The terror of that morning was depicted in La Bamba, since Ritchie Valens attended the school at the time and lost a friend. Outrage over the deaths led to construction of a hospital in Pacoima and a ban on military operations over the Valley.

The Cult of Box Canyon

The deadliest air crash in the Valley's history gave many people their first look at an unusual cult that lived in Box Canyon, near Chatsworth.

The Standard Airlines C-46 was circling on approach to Burbank after a flight from New York when it crashed in Santa Susana Pass on July 12, 1949. Thirty-five people died at the scene near today's Mesa Drive and Lilac Lane. Fourteen others survived, including an actress who was Judy Garland's stand-in in The Wizard of Oz.

Among the volunteer rescuers were curious-looking men dressed in cotton robes and sandals with long, stringy hair. They were followers of Khrishna Venta, known to the law as Francis Pencovic. Some 53 men, women and children lived in his Box Canyon compound, preaching world peace, universal love and the pursuit of knowledge. "I may as well say it, I am Christ,'' he once informed his flock.

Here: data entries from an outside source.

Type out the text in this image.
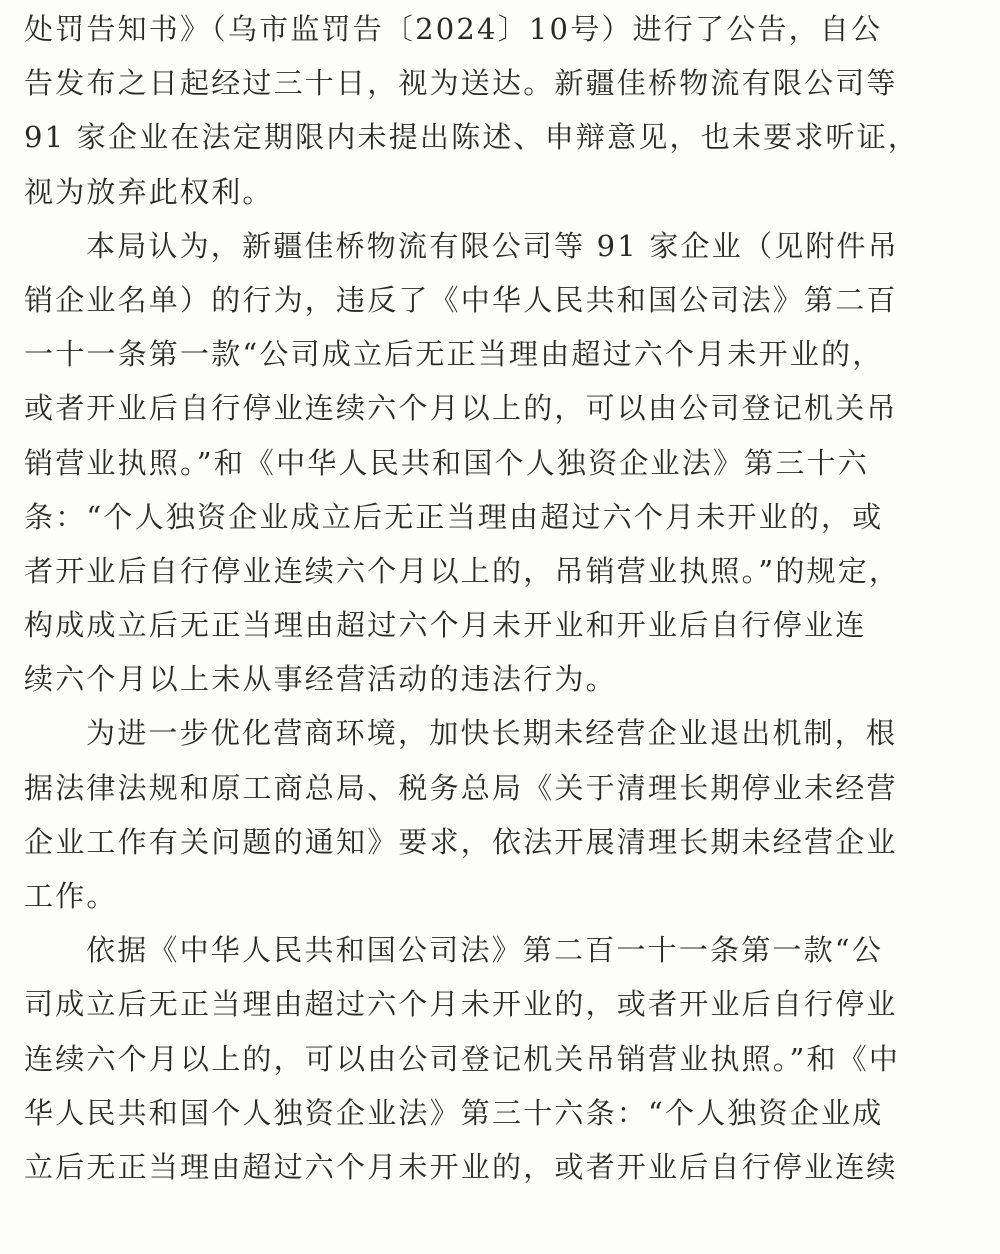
处罚告知书》（乌市监罚告〔2024〕10号）进行了公告，自公
告发布之日起经过三十日，视为送达。新疆佳桥物流有限公司等
91 家企业在法定期限内未提出陈述、申辩意见，也未要求听证，
视为放弃此权利。
本局认为，新疆佳桥物流有限公司等 91 家企业（见附件吊
销企业名单）的行为，违反了《中华人民共和国公司法》第二百
一十一条第一款“公司成立后无正当理由超过六个月未开业的，
或者开业后自行停业连续六个月以上的，可以由公司登记机关吊
销营业执照。”和《中华人民共和国个人独资企业法》第三十六
条：“个人独资企业成立后无正当理由超过六个月未开业的，或
者开业后自行停业连续六个月以上的，吊销营业执照。”的规定，
构成成立后无正当理由超过六个月未开业和开业后自行停业连
续六个月以上未从事经营活动的违法行为。
为进一步优化营商环境，加快长期未经营企业退出机制，根
据法律法规和原工商总局、税务总局《关于清理长期停业未经营
企业工作有关问题的通知》要求，依法开展清理长期未经营企业
工作。
依据《中华人民共和国公司法》第二百一十一条第一款“公
司成立后无正当理由超过六个月未开业的，或者开业后自行停业
连续六个月以上的，可以由公司登记机关吊销营业执照。”和《中
华人民共和国个人独资企业法》第三十六条：“个人独资企业成
立后无正当理由超过六个月未开业的，或者开业后自行停业连续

Venta, who declared that humans came to Earth in spaceships, had run-ins with authorities over bad checks and nonpayment of child support. His final dispute involved two ex-members who suspected he was having sex with their wives.

On December 10, 1958, an explosion rumbled across the Valley from the direction of Box Canyon. The ex-devotees had detonated 20 sticks of dynamite, killing themselves, Venta and six others.

Glendale's Ill-fated Blimp

For a time, Thomas Benton Slate seemed poised to make Glendale the airship capital of the West. In 1926, he began to build his pride and joy, the City of Glendale dirigible, at Grand Central Airport.

Slate invited fathers to bring their kids and watch him assemble the innvoative design: corrugated sheet metal riveted together into a rigid skin. Tens of thousands came to take a look.

A crowd of hundreds gathered Dec. 19, 1929 for the first test flight. The ship floated out of the hangar to oohs and ahs, then everything went wrong. Under the heat of the sun, the skin began to bulge and rivets popped, sounding like gunfire. When the ship began to list toward the ground, spectators took off running, fearing a fireball.

Instead, the City of Glendale fell to the ground with a clank. A relief valve was the culprit, but the ship's poor design -- virtually the entire skin would have to be disassembled to fix the damage -- made any repairs too expensive. The dirigible era at Glendale was over.